In any case, the arrest of Jayme must have been seen as a very important achievement by the NBI that no less than DOJ chief Menardo Guevarra led the press conference. The DOJ and NBI are saddled with many other big cases crying out for resolution, but the matter of the “Bikoy” videos is evidently top priority for the country’s law-enforcement entities at present. But, just to be clear, not the grave allegations against the presidential son and various others; that is too trifling a matter compared to the truly consequential issue of who was insolent enough to dare level such accusations against the First Family.
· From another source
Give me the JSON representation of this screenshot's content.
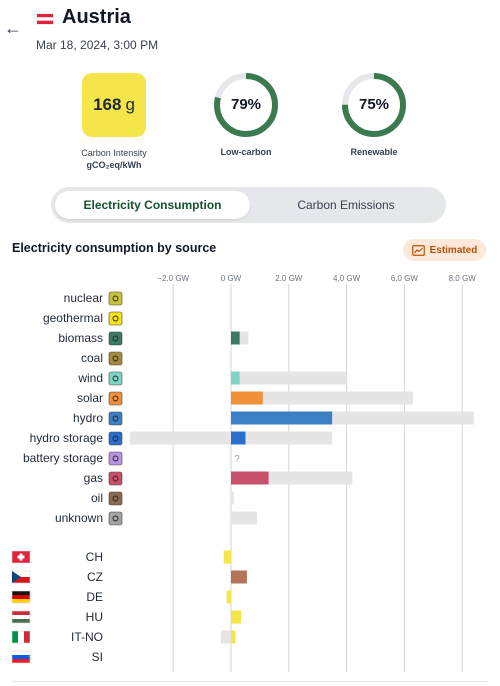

The Philippines is no monarchy, and there are no lèse-majesté laws in this republic, but then there is Guevarra as the chief dispenser of justice no less, who thinks the “Bikoy” videos directed at President Duterte’s family are equivalent to “scurrilous libelous attacks against the government” that add up to sedition. A case could be made for cyberlibel, but the Supreme Court itself has said merely sharing or liking videos or other online content is not cyberlibel. Tough luck, then, for the rest of the country that believes the DOJ and NBI should be expending effort and taking a hard look elsewhere—not where the videos came from, for instance, but at what they actually say.

Late yesterday, a man named Peter Joemel Advincula surfaced on national TV and claimed to be the real Bikoy. He fears for his life, he said, but reiterated the explosive accusations made on the videos. The official script involving Jayme appears to be unraveling quickly, though forcing the real Bikoy out of hiding may, in fact, be the intended effect. What is sure at this point is that the NBI, DOJ and the full might of the administration will soon be running after Advincula, too—though that will not make the controversy disappear. How long, after all, will these state agencies pretend to be dumb and unable to see the real issue here—whether the truly frightening things the videos claim are true in the first place?